Multiple cilia in place of upper limbs rippled nervously, goggle eyes darted from side to side in perpetual search for avenue of escape. "I was sentenced to this mad expedition," the asthenic ambassador announced, "I don't like it here. It's too quiet. I don't like any of you—no offense intended—I just wish I were back home in my city burrow."
"City cell is the correct appellation, I believe," the Vedala finally managed to say. "Em-three-green—an expert picklock and thief of extraordinary though peculiar talents, when he is not too terrified to demonstrate them.
"Em-three-green's people are . . ." the Vedala hesitated ever so slightly, ". . . of an extremely cautious bent."
"We're cowards, you mean," corrected Em-three-green, not defiantly, of course—that would have been utterly out of character. "And I," he finished almost proudly, "am the biggest coward of all. I want to go home."
"Oh, shut up. I'm sick of your belly-aching!" broke in a disgusted, very human-sounding voice from the ciliated safecracker's right. Em-three-green uttered a sharp whimper, tried to bury himself even deeper into the grass.
"This," the Vedala continued, indicating a young female humanoid, "is Lara." She was clad in a tight-fitting, multi-pocketed one-piece tunic that covered her from neck to ankle.
"Lara is a huntress from a people who are natural hunters. She also possesses a unique talent—a flawless sense of direction which is as real to her as sight or hearing are to you. A necessary skill for where you are going."
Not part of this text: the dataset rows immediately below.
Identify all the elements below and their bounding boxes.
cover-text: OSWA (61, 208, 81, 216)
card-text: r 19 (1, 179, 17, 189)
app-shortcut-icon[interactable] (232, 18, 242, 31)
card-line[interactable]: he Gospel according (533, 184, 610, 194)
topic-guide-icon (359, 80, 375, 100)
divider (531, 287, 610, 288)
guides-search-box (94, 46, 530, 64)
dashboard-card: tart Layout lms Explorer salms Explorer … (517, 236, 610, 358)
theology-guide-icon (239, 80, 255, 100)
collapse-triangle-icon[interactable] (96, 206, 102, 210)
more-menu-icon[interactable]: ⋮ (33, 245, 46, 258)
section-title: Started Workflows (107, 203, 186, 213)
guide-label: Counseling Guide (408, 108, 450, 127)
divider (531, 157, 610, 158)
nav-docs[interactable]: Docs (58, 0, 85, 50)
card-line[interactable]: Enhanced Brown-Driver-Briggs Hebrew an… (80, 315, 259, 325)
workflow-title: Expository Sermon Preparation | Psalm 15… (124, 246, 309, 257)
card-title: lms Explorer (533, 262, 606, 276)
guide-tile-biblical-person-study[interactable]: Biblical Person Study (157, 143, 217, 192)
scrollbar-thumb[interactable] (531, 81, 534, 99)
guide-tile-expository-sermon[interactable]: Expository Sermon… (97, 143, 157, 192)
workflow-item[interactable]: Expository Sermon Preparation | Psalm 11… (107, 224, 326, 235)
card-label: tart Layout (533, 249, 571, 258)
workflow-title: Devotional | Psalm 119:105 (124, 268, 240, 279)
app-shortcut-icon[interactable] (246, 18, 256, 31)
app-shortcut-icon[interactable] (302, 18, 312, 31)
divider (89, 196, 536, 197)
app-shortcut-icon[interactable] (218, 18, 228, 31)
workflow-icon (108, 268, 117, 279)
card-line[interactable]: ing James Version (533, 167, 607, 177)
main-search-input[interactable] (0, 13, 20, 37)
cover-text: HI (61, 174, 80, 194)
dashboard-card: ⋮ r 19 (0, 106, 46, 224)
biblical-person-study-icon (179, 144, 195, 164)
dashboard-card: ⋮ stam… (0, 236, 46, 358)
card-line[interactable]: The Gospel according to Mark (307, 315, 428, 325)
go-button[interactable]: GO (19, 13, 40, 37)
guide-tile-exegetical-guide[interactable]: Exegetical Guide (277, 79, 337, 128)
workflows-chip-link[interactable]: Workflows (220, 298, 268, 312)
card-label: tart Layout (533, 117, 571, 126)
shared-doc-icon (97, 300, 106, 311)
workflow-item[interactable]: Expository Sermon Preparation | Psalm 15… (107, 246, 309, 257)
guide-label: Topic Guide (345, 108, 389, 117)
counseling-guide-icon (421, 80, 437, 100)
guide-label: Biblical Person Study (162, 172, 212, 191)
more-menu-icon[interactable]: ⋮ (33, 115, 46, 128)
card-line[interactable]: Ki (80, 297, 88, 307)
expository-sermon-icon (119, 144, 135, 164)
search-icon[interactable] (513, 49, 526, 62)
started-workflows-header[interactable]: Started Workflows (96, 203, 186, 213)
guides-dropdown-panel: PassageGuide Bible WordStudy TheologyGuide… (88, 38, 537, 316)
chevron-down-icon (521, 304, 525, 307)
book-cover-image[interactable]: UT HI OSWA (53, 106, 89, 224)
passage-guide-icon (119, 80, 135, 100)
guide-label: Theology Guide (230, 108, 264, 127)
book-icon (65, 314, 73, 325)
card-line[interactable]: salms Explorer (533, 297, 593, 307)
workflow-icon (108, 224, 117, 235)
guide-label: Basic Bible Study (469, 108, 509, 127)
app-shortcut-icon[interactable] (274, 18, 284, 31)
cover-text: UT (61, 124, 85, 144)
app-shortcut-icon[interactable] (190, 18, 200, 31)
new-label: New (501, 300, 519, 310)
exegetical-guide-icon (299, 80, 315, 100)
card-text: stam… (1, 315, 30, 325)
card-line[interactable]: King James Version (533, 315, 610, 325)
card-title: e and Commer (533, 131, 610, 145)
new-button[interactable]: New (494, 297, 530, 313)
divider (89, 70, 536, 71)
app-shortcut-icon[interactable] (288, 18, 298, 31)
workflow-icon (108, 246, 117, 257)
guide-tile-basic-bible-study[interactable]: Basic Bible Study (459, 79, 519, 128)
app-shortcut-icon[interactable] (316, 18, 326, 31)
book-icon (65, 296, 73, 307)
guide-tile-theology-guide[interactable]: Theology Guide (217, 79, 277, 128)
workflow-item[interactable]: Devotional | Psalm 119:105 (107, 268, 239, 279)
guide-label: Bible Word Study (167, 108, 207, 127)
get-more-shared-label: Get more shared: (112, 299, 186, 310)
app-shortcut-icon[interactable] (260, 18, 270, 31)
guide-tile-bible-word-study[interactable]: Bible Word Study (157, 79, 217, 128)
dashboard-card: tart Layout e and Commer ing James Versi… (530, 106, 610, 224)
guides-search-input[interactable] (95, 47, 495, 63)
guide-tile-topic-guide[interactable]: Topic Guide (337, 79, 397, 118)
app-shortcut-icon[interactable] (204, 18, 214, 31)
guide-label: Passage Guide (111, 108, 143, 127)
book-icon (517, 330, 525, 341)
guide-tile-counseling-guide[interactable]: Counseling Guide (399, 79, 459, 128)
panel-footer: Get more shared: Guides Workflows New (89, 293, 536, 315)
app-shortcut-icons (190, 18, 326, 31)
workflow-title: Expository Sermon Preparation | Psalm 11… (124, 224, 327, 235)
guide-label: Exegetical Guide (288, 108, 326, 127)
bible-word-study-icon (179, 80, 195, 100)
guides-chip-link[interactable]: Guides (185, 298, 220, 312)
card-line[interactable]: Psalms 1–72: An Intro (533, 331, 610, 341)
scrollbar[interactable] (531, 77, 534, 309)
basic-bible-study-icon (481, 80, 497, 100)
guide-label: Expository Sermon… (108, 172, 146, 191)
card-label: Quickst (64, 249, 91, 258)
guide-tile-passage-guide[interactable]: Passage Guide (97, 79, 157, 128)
"I was about to bring that up myself," Kirk replied. "We're going someplace, then? I was instructed only to pl
ace myself and my ship under your direction. We were told nothing more . . . not even the fact that this expedition is to be multi-racial in makeup."
"Nor were any of these others," the Vedala informed him expansively. "This was done to preserve secrecy."
"You know as much now as we do," Lara added sharply. She looked toward the Vedala. "Who are these new ones?"
"Human and Vulcan," the Vedala informed her, with distressing matter-of-factness. "Mr. Spock was chosen for his analytical ability and overall scientific expertise. Captain Kirk, for his qualities of leadership and initiative, and a remarkably high survival quotient.
"There is, as you others know, one among you who knew by necessity the reason for bringing you here and the purpose to which your diverse abilities shall be put. Tchar will explain the mission, Captain Kirk, as he has to the others."
The Skorr rose, wings fluttering more violently. The words came out in a steady stream, in short, clipped phrases underlaid with controlled fury.
"Two or three centuries ago, humans, my people the Skorr were purely a warrior race. Our entire racial energies were bent to achieving one goal—a perfected militaristic society. This drive, coupled with our ability to reproduce rapidly, soon made us a threatening force in our sector of the galaxy.
"Today, we are a civilized people. Though we retain our military traditions and potential, we no longer live for war and destruction. All this has come about because of . . ." and he traced an abstract design in the air, his voice turning reverent, ". . . Alar."
"I know the name," Kirk recalled, nodding thoughtfully. "A religious leader with a reputation that extends beyond the Skorr."
"Our salvation and teacher," Tchar intoned solemnly. "He brought peace to us by showing how we might reconcile our violent desires with civilization, how we could direct our energies into constructive paths. He brought realization to the Skorr." Again he performed the peculiar, vaguely figure-eightish gesture.
"The complete brain patterns of this Alar," the Vedala explained, "were recorded by his apostles before his death and sealed in a flawless piece of sculpted indurite."